3ms for a disk drive isn't something you should plan to. 3ms is assuming a 15k drive with little to no workload. Under load your likely 10ms and under heavy load you may be seeing 20+. SATA drives? 5ms best case, under load with anything but sequential workloads and you might as well just take the afternoon off.
It says 3ms for a "disk seek", not a disk IO. It's definitely misleading, but not totally wrong. An average disk seek time of 3 or 4ms is pretty common. The rotational latency will be another few ms which is how we arrive at your number of 10ms, which is the total time of the IO.
With hard drives, the main factors are how random (in terms or random access) the workload is, read/write distribution, IO size, and queue depth.
Some assorted facts:
Rotational latency -- The most common hard drive models are 7200 RPM. That is 120 rotations per second, or 1 rotation per 8.33 milliseconds. So, all things being equal, the average rotational latency will be half of that (best case: 0, worse case: 8.33 ms).
Seek time -- The most common hard drive models have 1 head on an actuator (though multi-actuator models are being developed). The actuator has to physical move the head across the surface of the platters so that it's over the bits you want. The worst case seek time is around 8ms on a typical hard drive, for an average of 4ms.
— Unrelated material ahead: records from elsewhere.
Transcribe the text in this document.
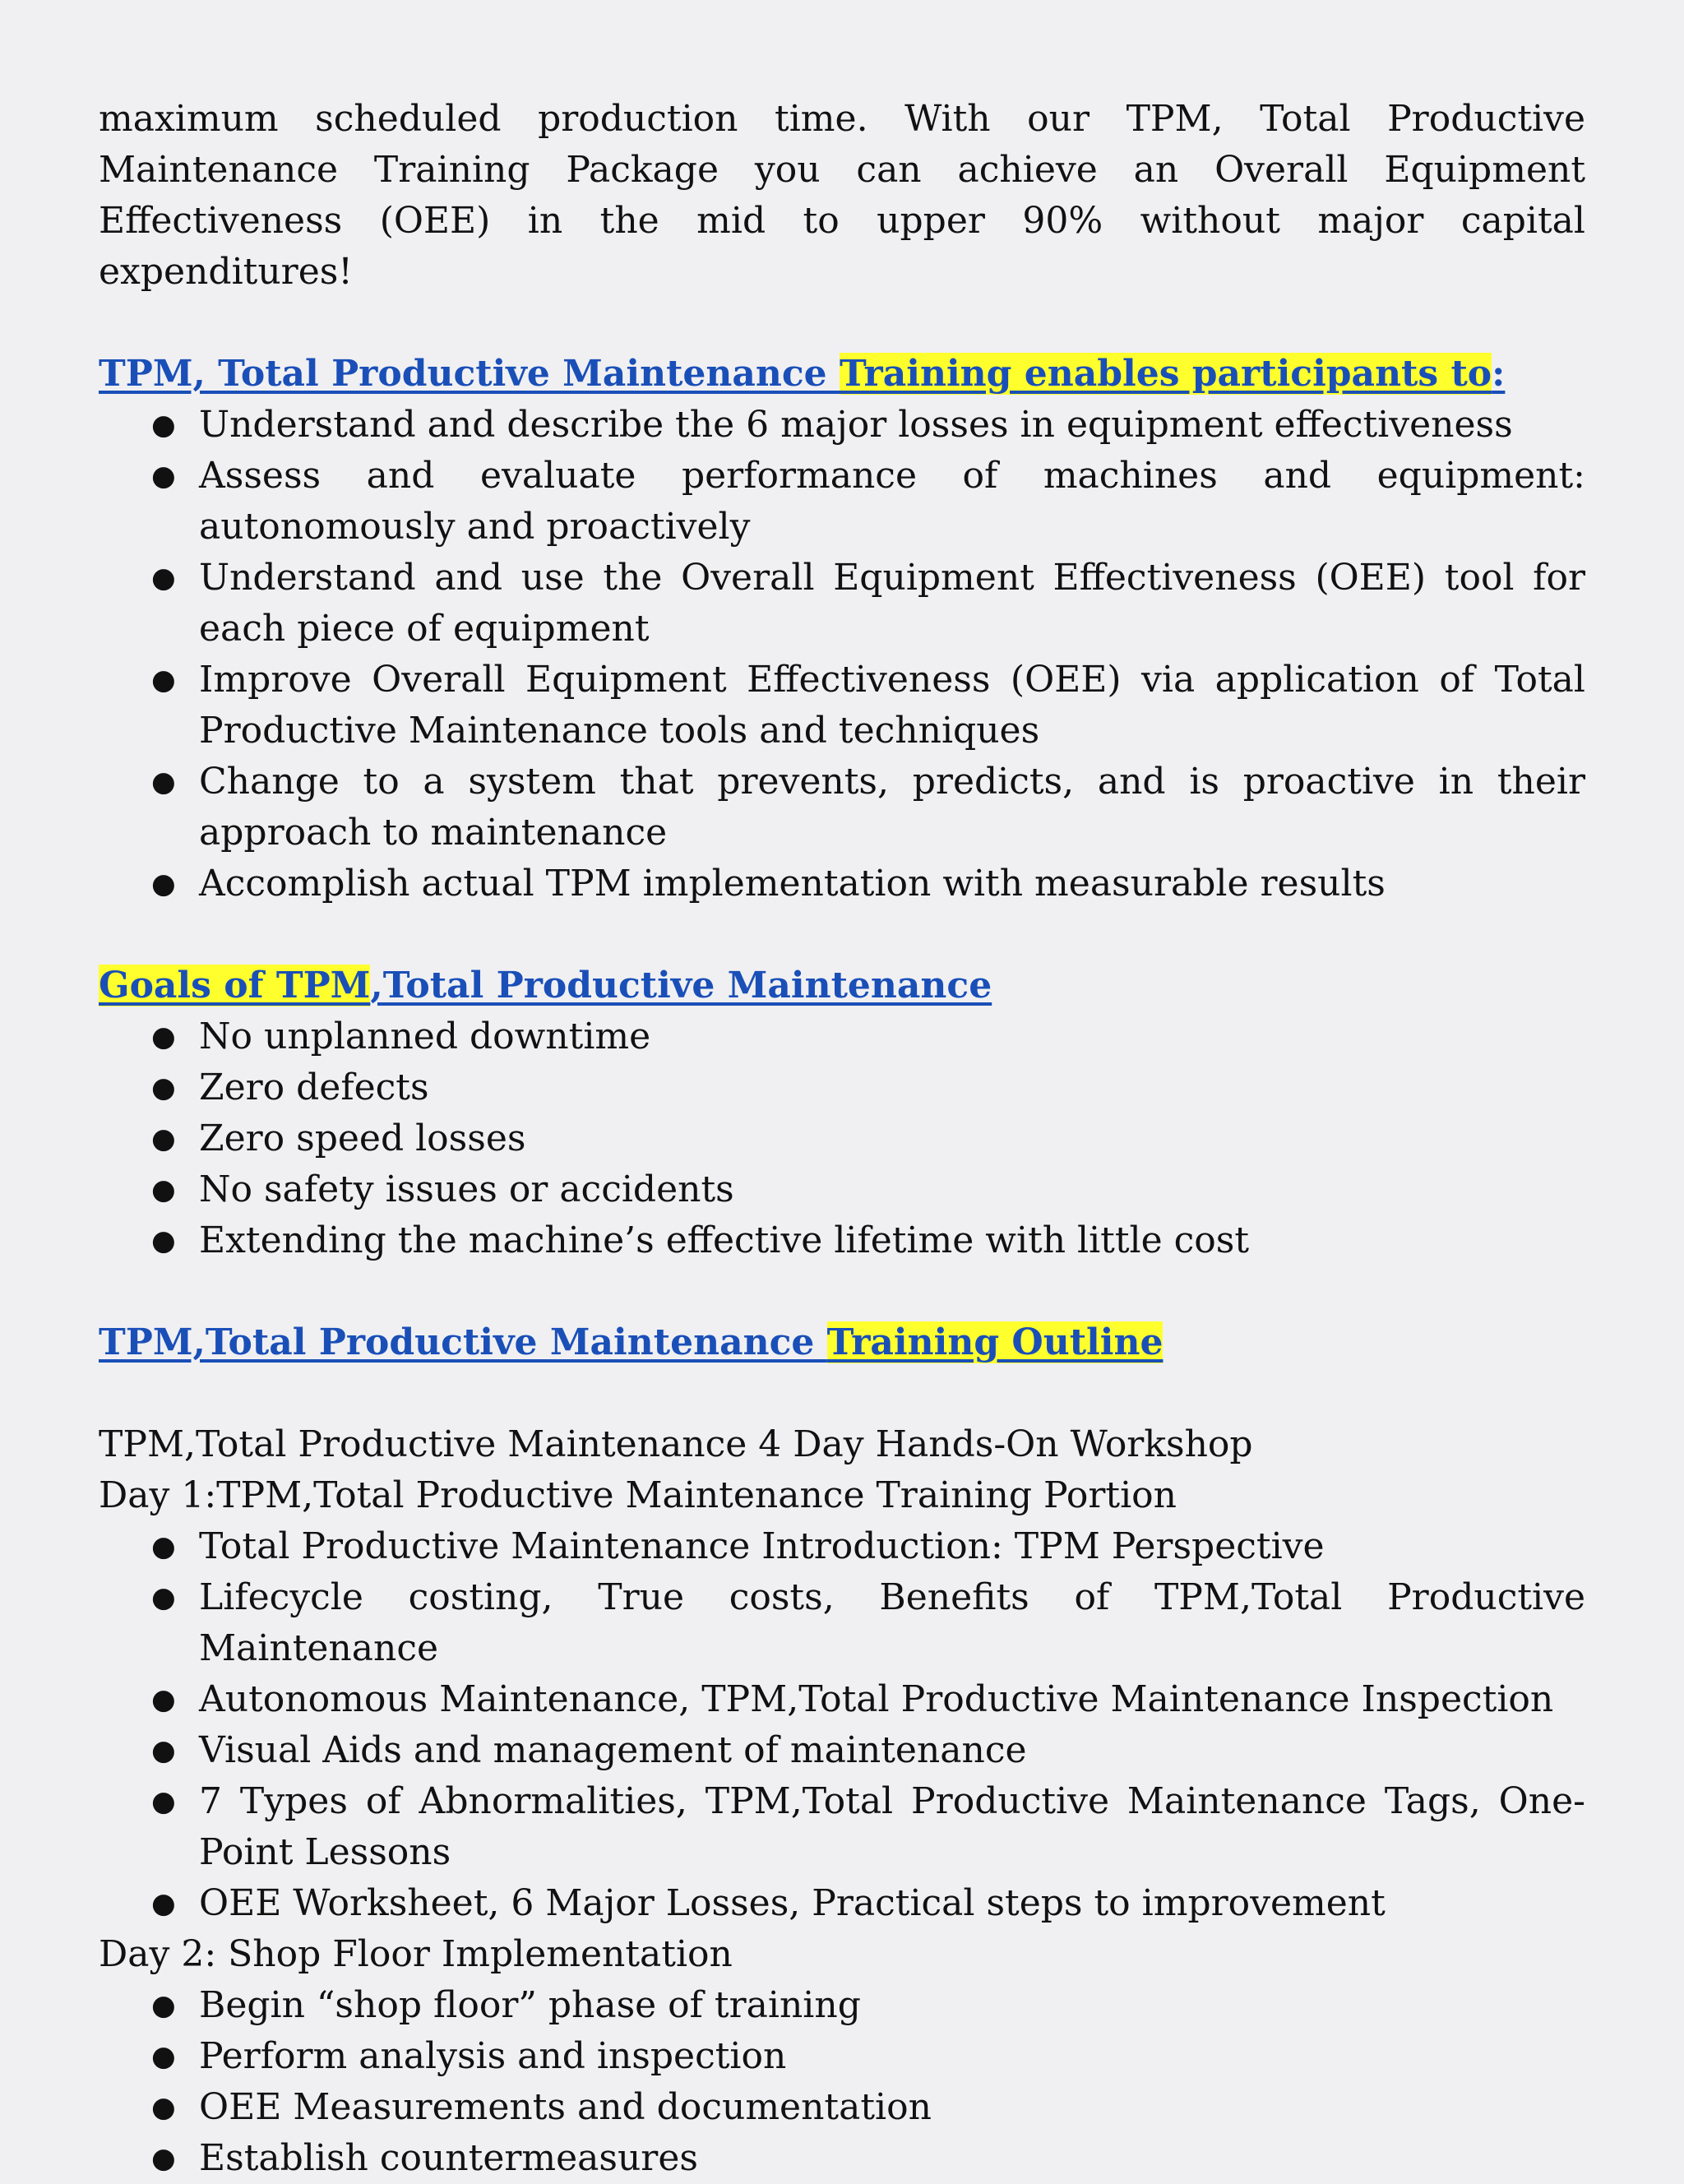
maximum scheduled production time. With our TPM, Total Productive Maintenance Training Package you can achieve an Overall Equipment Effectiveness (OEE) in the mid to upper 90% without major capital expenditures!

TPM, Total Productive Maintenance Training enables participants to:

● Understand and describe the 6 major losses in equipment effectiveness
● Assess and evaluate performance of machines and equipment: autonomously and proactively
● Understand and use the Overall Equipment Effectiveness (OEE) tool for each piece of equipment
● Improve Overall Equipment Effectiveness (OEE) via application of Total Productive Maintenance tools and techniques
● Change to a system that prevents, predicts, and is proactive in their approach to maintenance
● Accomplish actual TPM implementation with measurable results

Goals of TPM,Total Productive Maintenance

● No unplanned downtime
● Zero defects
● Zero speed losses
● No safety issues or accidents
● Extending the machine’s effective lifetime with little cost

TPM,Total Productive Maintenance Training Outline

TPM,Total Productive Maintenance 4 Day Hands-On Workshop

Day 1:TPM,Total Productive Maintenance Training Portion

● Total Productive Maintenance Introduction: TPM Perspective
● Lifecycle costing, True costs, Benefits of TPM,Total Productive Maintenance
● Autonomous Maintenance, TPM,Total Productive Maintenance Inspection
● Visual Aids and management of maintenance
● 7 Types of Abnormalities, TPM,Total Productive Maintenance Tags, One-Point Lessons
● OEE Worksheet, 6 Major Losses, Practical steps to improvement

Day 2: Shop Floor Implementation

● Begin “shop floor” phase of training
● Perform analysis and inspection
● OEE Measurements and documentation
● Establish countermeasures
The less random your workload is, that is, the smaller subset of the disk you are touching, the smaller your seek time will be.
IO size -- the amount of data you can read in a single hard drive rotation actually depends on where on the platter it is. If it's on the outer diameter of the drive, it might be e.g. 2MB, but on the inside diameter, only 1MB. For the reason you can actually get significantly higher throughput when reading from the outside diameter (typically the lower LBAs). Once you start doing even larger IOs, you're talking about waiting for multiple rotations for the IO to complete, which equals more time.
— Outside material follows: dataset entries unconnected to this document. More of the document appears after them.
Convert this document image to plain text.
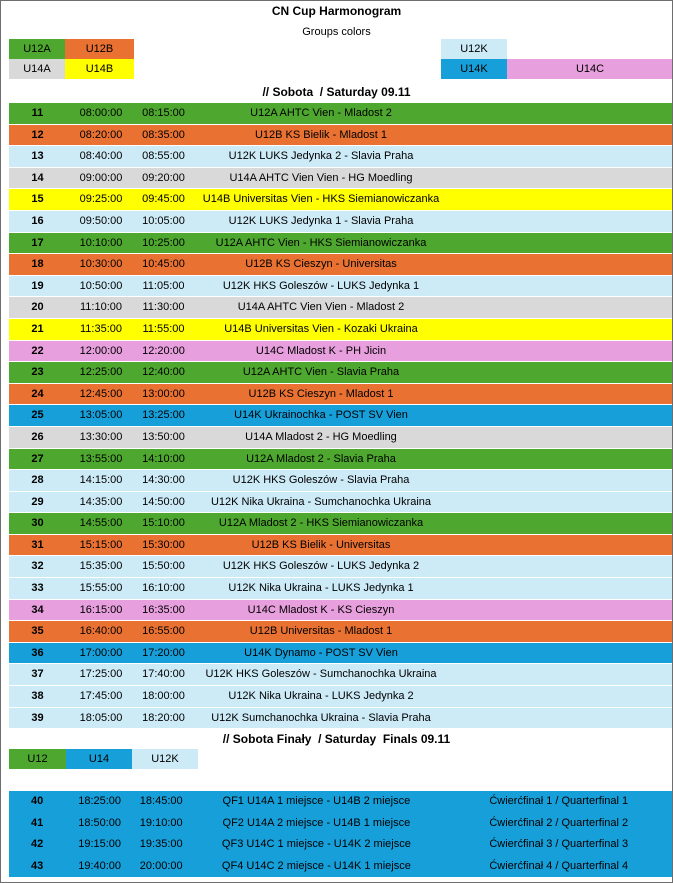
CN Cup Harmonogram
Groups colors
U12A	U12B
U14A	U14B
U12K
U14K	U14C
// Sobota  / Saturday 09.11
11	08:00:00	08:15:00	U12A AHTC Vien - Mladost 2
12	08:20:00	08:35:00	U12B KS Bielik - Mladost 1
13	08:40:00	08:55:00	U12K LUKS Jedynka 2 - Slavia Praha
14	09:00:00	09:20:00	U14A AHTC Vien Vien - HG Moedling
15	09:25:00	09:45:00	U14B Universitas Vien - HKS Siemianowiczanka
16	09:50:00	10:05:00	U12K LUKS Jedynka 1 - Slavia Praha
17	10:10:00	10:25:00	U12A AHTC Vien - HKS Siemianowiczanka
18	10:30:00	10:45:00	U12B KS Cieszyn - Universitas
19	10:50:00	11:05:00	U12K HKS Goleszów - LUKS Jedynka 1
20	11:10:00	11:30:00	U14A AHTC Vien Vien - Mladost 2
21	11:35:00	11:55:00	U14B Universitas Vien - Kozaki Ukraina
22	12:00:00	12:20:00	U14C Mladost K - PH Jicin
23	12:25:00	12:40:00	U12A AHTC Vien - Slavia Praha
24	12:45:00	13:00:00	U12B KS Cieszyn - Mladost 1
25	13:05:00	13:25:00	U14K Ukrainochka - POST SV Vien
26	13:30:00	13:50:00	U14A Mladost 2 - HG Moedling
27	13:55:00	14:10:00	U12A Mladost 2 - Slavia Praha
28	14:15:00	14:30:00	U12K HKS Goleszów - Slavia Praha
29	14:35:00	14:50:00	U12K Nika Ukraina - Sumchanochka Ukraina
30	14:55:00	15:10:00	U12A Mladost 2 - HKS Siemianowiczanka
31	15:15:00	15:30:00	U12B KS Bielik - Universitas
32	15:35:00	15:50:00	U12K HKS Goleszów - LUKS Jedynka 2
33	15:55:00	16:10:00	U12K Nika Ukraina - LUKS Jedynka 1
34	16:15:00	16:35:00	U14C Mladost K - KS Cieszyn
35	16:40:00	16:55:00	U12B Universitas - Mladost 1
36	17:00:00	17:20:00	U14K Dynamo - POST SV Vien
37	17:25:00	17:40:00	U12K HKS Goleszów - Sumchanochka Ukraina
38	17:45:00	18:00:00	U12K Nika Ukraina - LUKS Jedynka 2
39	18:05:00	18:20:00	U12K Sumchanochka Ukraina - Slavia Praha
// Sobota Finały  / Saturday  Finals 09.11
U12	U14	U12K
40	18:25:00	18:45:00	QF1 U14A 1 miejsce - U14B 2 miejsce	Ćwierćfinał 1 / Quarterfinal 1
41	18:50:00	19:10:00	QF2 U14A 2 miejsce - U14B 1 miejsce	Ćwierćfinał 2 / Quarterfinal 2
42	19:15:00	19:35:00	QF3 U14C 1 miejsce - U14K 2 miejsce	Ćwierćfinał 3 / Quarterfinal 3
43	19:40:00	20:00:00	QF4 U14C 2 miejsce - U14K 1 miejsce	Ćwierćfinał 4 / Quarterfinal 4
Read/Write distribution -- Hard drives have buffers on them to absorb writes, and it is asynchronously flushed in a very efficient manner (either when the hard drive is not doing anything, or is on the way to do another IO and happens to pass over the right part of the disk).
Queue depth -- Hard drives allow you to enqueue multiple concurrent IOs (most commonly from different threads/processes). SATA allows for a maximum of 32 concurrent IOs, whereas NVMe goes all the way up to 65K. Usually with an HDD though, you'll be on SATA. The number of concurrent IOs is referred to as the queue depth. You can improve your average latency by increasing queue depth, at the cost of peak latency. The reason for this is that hard drives will re-order queued IOs to reduce rotational latency and seek time. For example, imagine you issue 4 concurrent reads to LBAs 0, 10, 2, 5. The drive will likely reorder this to 0, 2, 5, 10 so that it doesn't have to spend as much time seeking. This will reduce the average latency, but the at particularly high queue depths, a particularly unlucky IO might get deprioritized for 100+ ms. If you care a lot about peak latency, bound your queue depth to 4 or so.